Hello, I wonder if someone could post the solutions for the hw0

for Part 19, why is the binary string for that representation 00110110? I understand 00 becaues there are 2 elements in the first bin, and then 11 because there are 2 empty slots, and then 01 because its one element in the third bin, but then the last 2 binary digits 10 are ambiguous because "10" is being interpreted in a different way than "11" was being interpreted earlier..

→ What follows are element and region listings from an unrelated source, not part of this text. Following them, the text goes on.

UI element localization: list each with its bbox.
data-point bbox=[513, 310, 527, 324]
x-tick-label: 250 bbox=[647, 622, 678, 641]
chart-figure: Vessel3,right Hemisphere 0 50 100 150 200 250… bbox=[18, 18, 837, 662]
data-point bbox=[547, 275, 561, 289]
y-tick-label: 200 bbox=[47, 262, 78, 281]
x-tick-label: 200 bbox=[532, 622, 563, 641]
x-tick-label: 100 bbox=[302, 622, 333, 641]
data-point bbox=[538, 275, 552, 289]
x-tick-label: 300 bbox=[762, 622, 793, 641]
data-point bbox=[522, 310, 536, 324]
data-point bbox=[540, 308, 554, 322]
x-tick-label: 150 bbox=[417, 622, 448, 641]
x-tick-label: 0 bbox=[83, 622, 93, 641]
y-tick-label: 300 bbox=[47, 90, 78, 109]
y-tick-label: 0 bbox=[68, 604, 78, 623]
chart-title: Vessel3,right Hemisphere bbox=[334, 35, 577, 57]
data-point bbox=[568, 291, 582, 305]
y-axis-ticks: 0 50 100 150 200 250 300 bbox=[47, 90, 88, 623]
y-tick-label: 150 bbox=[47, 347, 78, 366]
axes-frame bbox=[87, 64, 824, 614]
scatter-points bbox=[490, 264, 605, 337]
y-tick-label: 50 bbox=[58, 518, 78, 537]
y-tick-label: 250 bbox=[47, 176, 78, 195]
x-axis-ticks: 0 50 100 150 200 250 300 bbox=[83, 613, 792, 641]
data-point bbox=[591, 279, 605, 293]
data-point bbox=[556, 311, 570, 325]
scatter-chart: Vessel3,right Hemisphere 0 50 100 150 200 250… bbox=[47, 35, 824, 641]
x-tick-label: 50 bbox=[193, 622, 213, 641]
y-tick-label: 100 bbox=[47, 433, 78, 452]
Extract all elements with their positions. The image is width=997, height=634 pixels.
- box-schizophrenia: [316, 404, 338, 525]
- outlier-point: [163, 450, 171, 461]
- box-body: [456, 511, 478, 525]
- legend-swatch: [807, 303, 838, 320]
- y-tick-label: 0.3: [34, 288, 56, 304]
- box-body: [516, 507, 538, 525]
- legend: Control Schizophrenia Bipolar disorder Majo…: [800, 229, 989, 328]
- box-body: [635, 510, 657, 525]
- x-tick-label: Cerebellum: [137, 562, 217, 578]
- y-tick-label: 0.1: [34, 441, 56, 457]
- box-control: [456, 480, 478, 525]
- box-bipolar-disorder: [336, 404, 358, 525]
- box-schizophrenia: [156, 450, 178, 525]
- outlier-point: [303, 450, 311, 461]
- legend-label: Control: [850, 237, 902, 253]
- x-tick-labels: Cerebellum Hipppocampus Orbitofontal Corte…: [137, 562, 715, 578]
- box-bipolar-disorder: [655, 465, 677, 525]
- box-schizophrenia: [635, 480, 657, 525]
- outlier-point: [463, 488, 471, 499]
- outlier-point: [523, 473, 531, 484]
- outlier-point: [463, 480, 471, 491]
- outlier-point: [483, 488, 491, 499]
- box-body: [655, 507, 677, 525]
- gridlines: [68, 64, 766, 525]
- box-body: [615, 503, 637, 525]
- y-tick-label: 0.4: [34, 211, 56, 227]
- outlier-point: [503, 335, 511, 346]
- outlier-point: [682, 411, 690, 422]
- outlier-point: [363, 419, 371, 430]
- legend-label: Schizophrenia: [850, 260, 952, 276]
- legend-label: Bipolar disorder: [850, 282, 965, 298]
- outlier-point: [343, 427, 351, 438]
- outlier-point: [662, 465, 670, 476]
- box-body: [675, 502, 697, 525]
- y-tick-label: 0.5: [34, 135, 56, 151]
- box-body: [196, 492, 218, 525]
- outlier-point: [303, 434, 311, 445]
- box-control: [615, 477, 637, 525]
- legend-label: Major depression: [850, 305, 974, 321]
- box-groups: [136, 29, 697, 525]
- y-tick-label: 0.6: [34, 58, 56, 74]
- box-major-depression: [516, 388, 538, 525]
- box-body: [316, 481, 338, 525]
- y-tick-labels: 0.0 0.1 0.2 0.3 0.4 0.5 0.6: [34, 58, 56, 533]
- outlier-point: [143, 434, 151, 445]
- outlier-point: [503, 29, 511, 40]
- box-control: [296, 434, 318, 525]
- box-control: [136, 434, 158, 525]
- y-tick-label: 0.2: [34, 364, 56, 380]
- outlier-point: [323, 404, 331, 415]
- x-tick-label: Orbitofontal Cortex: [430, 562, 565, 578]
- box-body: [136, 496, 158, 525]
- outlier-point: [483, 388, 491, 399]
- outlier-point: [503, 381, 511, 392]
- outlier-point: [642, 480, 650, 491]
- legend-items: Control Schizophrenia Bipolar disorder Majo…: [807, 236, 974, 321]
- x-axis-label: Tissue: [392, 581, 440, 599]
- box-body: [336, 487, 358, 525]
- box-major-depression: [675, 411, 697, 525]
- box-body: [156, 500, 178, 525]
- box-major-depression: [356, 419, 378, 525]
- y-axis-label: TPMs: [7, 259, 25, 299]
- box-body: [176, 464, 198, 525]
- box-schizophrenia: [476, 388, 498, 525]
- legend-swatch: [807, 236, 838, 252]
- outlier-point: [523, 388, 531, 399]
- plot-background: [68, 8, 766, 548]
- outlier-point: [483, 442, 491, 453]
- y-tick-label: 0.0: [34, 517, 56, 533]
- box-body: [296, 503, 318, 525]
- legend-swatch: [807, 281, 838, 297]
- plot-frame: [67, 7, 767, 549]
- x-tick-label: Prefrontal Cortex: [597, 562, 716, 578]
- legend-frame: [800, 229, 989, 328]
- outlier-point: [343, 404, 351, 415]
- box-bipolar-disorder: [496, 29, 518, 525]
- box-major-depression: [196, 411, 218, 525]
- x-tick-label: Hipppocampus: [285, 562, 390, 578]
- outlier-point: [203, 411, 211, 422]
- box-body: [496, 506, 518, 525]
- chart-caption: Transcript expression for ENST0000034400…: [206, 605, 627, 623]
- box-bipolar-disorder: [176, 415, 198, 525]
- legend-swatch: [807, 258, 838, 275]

Nevermind, I think I got it. It might be easier to think of this as 6 bins and 2 balls, as it was suggested in the note later. You can have first ball land in 5 and second in 6, or you can have first ball to land in 6 and second in 5 - and this are two separate cases. However, if first ball lands into 6, and second ball goes into 6 - only one case, assuming that we are throwing 1st ball first and then 2nd all the time.

And actually same goes for event B. Why are we assuming that (6, 6) should be counted once?

For part 4 in the end, I don't understand why |A| = 6. I counted that there are 8 ways where order matters, A={(4*,6), (5*,6), (6*, 6), (5*, 5), (5, 5*), (6, 6*), (4, 6*), (5, 6*)} (* means that one of the dice is marked or has a scratch). I also recall that professor said it in class that order does matter and (6*, 6) != (6, *6). Please let me know if this makes sense, thank you a lot!

I also don't understand part 19. How do you reason that the sum of these subsets would add up to (n choose k+1) or n*(n-1 choose k)?

Can someone help explain part 20 and why we start picking the lowest numbered element and how that helps us solve this proof? Thank you!